Having finally seen this movie, I can say that I was not at all disappointed!
One of the main strengths going into this movie was it's involvement of the series creator Jordan Mechner. He crafted a very engaging screen story that pushed beyond the controller, creating an entirely new addition to the mythos. I know that at times including the creator can sometimes stifle the process, as many will fight changes to the source material that may need to be altered to work better with a director's vision; but I feel that Mechner's involvement showed his desire to see his brain-child develop into a success on the big screen.

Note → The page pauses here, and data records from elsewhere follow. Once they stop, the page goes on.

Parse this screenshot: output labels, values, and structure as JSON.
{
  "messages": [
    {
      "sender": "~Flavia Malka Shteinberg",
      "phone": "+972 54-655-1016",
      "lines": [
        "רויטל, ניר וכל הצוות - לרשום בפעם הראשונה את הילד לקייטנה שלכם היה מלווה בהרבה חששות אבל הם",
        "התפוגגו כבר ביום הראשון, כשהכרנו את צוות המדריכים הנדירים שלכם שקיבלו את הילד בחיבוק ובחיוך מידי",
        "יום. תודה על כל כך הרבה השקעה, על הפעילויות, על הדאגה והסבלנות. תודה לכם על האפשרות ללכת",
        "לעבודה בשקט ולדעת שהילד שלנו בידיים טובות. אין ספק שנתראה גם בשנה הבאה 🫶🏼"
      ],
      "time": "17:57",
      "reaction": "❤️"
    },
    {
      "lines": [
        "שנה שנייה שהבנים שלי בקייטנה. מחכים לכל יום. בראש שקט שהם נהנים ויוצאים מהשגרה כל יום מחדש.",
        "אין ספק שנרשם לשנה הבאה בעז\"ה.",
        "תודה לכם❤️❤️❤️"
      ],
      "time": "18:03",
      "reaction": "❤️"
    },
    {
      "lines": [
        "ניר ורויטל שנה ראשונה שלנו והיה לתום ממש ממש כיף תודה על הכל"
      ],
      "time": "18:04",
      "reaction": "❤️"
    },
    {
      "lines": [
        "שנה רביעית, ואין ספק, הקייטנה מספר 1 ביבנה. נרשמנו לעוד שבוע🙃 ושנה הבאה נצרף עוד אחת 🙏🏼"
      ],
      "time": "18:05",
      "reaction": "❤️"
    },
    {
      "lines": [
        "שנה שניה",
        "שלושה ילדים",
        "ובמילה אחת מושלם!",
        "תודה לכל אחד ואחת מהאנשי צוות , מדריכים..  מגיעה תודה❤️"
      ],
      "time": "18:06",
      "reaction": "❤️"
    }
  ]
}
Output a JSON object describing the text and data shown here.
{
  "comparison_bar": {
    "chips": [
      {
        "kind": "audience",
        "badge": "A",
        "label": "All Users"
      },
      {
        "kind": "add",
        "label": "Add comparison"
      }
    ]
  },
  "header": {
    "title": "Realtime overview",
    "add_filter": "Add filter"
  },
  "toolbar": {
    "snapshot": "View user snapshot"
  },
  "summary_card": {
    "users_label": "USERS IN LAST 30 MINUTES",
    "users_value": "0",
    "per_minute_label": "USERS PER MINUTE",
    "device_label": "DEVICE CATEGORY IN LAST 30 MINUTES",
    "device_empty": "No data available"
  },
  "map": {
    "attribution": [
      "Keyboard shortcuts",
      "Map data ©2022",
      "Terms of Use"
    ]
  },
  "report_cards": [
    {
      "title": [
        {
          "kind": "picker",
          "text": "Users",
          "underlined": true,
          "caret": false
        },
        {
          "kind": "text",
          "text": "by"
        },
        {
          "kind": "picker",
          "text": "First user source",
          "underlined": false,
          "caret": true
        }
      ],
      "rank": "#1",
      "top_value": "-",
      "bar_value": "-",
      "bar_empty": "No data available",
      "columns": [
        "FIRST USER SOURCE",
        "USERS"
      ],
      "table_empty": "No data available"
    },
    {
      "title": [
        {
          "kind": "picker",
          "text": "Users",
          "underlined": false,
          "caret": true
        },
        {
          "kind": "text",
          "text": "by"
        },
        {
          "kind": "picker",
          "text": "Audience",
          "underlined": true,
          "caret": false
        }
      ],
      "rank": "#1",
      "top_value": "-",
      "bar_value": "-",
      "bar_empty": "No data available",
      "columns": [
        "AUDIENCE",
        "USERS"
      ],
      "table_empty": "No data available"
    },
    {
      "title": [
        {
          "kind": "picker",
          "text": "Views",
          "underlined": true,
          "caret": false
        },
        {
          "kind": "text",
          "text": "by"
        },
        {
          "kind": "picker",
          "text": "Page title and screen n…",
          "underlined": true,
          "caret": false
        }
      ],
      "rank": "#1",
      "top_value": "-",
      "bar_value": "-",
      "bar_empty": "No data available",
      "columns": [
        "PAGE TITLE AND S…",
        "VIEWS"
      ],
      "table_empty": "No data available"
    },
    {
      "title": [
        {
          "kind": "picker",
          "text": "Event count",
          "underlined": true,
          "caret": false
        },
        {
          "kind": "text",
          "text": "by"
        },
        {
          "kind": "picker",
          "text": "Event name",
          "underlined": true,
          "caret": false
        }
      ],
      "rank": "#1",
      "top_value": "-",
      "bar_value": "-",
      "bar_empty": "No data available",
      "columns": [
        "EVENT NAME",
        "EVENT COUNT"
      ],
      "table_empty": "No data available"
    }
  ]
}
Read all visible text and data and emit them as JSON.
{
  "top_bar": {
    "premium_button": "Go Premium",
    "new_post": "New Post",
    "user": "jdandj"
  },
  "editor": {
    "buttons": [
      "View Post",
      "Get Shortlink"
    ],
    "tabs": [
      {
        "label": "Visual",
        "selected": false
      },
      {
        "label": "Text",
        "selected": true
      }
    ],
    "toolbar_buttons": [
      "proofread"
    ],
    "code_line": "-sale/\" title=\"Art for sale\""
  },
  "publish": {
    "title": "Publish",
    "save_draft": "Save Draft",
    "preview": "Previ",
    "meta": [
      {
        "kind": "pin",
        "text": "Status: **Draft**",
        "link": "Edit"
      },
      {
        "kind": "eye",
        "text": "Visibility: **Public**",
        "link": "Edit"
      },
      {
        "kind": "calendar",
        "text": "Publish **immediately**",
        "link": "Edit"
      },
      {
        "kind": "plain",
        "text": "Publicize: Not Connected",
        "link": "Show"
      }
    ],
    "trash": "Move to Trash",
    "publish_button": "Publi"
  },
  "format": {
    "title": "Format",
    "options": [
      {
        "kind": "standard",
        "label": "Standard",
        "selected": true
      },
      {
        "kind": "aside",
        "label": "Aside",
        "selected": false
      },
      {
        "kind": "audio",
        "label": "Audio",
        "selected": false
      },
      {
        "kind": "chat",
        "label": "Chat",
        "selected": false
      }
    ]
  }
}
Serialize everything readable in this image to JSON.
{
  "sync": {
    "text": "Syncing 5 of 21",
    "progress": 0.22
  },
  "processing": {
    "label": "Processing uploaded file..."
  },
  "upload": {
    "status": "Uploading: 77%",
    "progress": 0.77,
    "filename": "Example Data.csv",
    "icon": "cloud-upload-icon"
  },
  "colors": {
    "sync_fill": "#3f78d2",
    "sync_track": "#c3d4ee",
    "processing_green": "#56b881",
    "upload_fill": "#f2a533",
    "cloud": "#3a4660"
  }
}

In addition to involving Mechner, the other big strength was the way that the filmmakers chose to handle the story. Let's face it, movies based on video games have a very poor track record. Super Mario Brothers, Street Fighter, Tomb Raider... all of them made for films that were mediocre at best, and downright abysmal at worst. Prince of Persia had a mighty big hurdle to clear with this, and they found the perfect team to tackle it. Jerry Bruckheimer and Disney already accomplished a similar feat when they brought Pirates of the Caribbean to the big screen (a movie based on a theme park ride, in a genre that had not seen success in 50 years!)
Their strategy was the same, they wrote their own story that borrowed elements from the game, but did not strictly follow it. The film stands alone, and does not require it's audience to be intimately familiar with the source material. The nods to the game throughout were great, but I was relieved that I was able to enjoy this film for what it was, rather than constantly looking for where it deviated from the games.
This movie clearly was made for someone like me, and in my party of four, three of us, who were all guys, loved it. The fourth, who was the only woman in the group, was less than impressed, and complained that it was too much action. If you're expecting Citizen Kane, you stand to be disappointed, but if you expect this to be another video game adaptation, you are in for a real treat!